Perhaps I take it too personally.

It's interesting what you said about white flight. I'm off to have some more of a think about it.

Mentis Fugit said...

Der Altester Sohn is in his second year at St Patrick's College and loving it. However, Catlick schools here are integrated with the state system, not private, and 'Stream is certainly not a place white flighters would find comfortable. Besides, it's far too affordable to be patronised by the right kind of people...

Anonymous said...

Then you get the other version. "I teach in a catholic high school and send my kids to a state school.."

Horses for courses. And I notice my friends sending their kids off to private schools and gritting their teeth when they come home with those strange drawly accents and demands to go skiiiiiing.

And I have friends who hated a particular private school and then sent their kids to the same one.

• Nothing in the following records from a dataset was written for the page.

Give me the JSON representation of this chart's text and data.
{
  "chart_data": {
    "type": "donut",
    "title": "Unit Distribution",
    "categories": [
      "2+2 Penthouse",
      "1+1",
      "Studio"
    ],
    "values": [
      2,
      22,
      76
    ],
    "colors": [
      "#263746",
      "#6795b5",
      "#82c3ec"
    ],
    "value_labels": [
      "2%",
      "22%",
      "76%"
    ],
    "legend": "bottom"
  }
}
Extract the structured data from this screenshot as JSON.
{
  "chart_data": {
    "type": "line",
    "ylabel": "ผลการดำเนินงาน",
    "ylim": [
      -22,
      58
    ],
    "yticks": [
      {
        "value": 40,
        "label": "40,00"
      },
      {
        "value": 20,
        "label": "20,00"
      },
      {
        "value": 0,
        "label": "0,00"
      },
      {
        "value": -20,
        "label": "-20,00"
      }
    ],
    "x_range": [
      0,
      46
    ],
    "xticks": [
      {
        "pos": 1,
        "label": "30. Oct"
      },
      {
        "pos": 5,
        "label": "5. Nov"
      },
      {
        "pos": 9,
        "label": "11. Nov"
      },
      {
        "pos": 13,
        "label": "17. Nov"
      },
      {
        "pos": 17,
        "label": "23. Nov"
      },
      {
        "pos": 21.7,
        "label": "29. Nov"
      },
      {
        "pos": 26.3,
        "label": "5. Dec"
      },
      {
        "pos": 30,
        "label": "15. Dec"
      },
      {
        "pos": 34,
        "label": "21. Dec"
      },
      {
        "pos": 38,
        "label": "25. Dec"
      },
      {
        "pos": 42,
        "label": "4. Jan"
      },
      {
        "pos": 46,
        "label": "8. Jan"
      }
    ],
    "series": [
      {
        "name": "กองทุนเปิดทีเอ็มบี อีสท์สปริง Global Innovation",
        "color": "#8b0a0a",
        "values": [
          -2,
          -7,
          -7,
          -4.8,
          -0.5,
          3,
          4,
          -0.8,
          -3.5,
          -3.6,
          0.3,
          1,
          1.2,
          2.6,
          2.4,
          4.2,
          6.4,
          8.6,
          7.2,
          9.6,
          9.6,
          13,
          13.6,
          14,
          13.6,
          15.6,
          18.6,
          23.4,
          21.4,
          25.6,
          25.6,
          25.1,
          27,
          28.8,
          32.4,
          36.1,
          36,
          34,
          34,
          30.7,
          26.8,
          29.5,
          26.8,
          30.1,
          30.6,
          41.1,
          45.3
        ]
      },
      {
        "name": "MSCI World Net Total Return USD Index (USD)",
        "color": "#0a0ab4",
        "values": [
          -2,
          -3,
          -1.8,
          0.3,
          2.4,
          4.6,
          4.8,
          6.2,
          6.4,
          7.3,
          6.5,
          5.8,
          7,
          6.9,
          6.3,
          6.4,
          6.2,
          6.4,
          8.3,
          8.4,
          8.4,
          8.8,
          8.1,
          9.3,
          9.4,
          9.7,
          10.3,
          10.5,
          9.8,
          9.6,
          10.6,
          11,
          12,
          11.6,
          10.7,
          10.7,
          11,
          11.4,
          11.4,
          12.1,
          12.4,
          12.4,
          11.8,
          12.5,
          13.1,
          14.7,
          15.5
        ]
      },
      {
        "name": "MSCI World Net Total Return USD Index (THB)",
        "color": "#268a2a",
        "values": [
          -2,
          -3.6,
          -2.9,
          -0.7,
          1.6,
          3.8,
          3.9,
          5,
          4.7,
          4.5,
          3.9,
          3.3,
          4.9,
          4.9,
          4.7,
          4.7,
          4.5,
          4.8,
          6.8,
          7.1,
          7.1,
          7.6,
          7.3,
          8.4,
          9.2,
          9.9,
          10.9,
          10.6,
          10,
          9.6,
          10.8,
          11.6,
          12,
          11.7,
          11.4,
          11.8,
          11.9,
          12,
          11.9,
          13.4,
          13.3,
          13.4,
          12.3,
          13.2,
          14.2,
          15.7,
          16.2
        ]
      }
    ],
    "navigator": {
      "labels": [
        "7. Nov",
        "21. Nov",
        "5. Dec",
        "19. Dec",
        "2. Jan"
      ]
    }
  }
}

The best strategy, given everything, is to be able to send your kid to a top ranking government school. You will find parents who want their kids to succeed, who are just like you, and you have lot more money to spend so the whole family can go skiiiiiiing.

I did a bit of work many years ago at a government school that had once been very good but had fallen apart. (Among other things, the principal was on trial for sexually abusing children. There was a big influx of Lebanese and Turkish boys to the school who had a terrifying lack of respect for women teachers - some of whom were Chinese and physically small). The cohort of older kids who were academic were terrific - they were a group who stuck together and did their stuff and were admirably mature.

I think an important part of that story was that it was a single sex school - I think a single sex school that has gone bad may be worse than a co-ed.

A lot of Australian teachers work in London. They will tell you we ain't seen nuttin at all. Nuttin being one of the daily events.

tigtog said...

For clarification, I don't mean to diss the Catholic parochial school system. They've been doing it for a long time and are generally well integrated with the public schools around them, and certainly in Australia are happy to take in students of other faiths, asking only that they are respectful in chapel.

Where I see suburbanite flight is with the proliferation of independent religious schools of a conservative evangelical bent. It's a very effective way to ensure that your kids aren't schooled with the Muslims and Asian Buddhists/Confucianists if you send them to a school with a very literalist take on the Bible which would be an unwelcoming environment to children from non-Protestant backgrounds.

Anonymous, I'm not sure if you have an argument, but those were good anecdotes.

Melly` said...

I send my precious youngest daughter to private boarding school (yes catholic)((oh the ex pays for it.. not me!)). I agree with anonymous on "horses for courses"? My baby is there simply because IT IS EASIER. Who is it easier for? Probably me. Definately the other kids still at home attending state school. For her? I have to let time judge that. But poop to the idiot condescending parents who want to try use crap like that to imply they have done better. In MY experience sending my baby to boarding school was horrid, scarey and stressful.

tigtog said...

When I was in my senior years of high school I totally longed to go to boarding school, but that was probably to do with being in a country high school where I knew I wasn't being challenged enough compared to my earlier urban high school, and also some domestic tensions I would rather have been spared. On vacation once we met a teacher from a boarding school in Melbourne who offered to go to bat for me regarding a scholarship, and I resented that my dad said no to even trying.

But at least I'd given my local public high school a chance before I wanted to leave it (and if Dad hadn't been transferred my previous school would have been more than challenging/supporting enough). What I see, as I said earlier, is that large segments of suburban parents are refusing to even look at their local public high school. That attitude is a real problem in terms of keeping the public education infrastructure funded.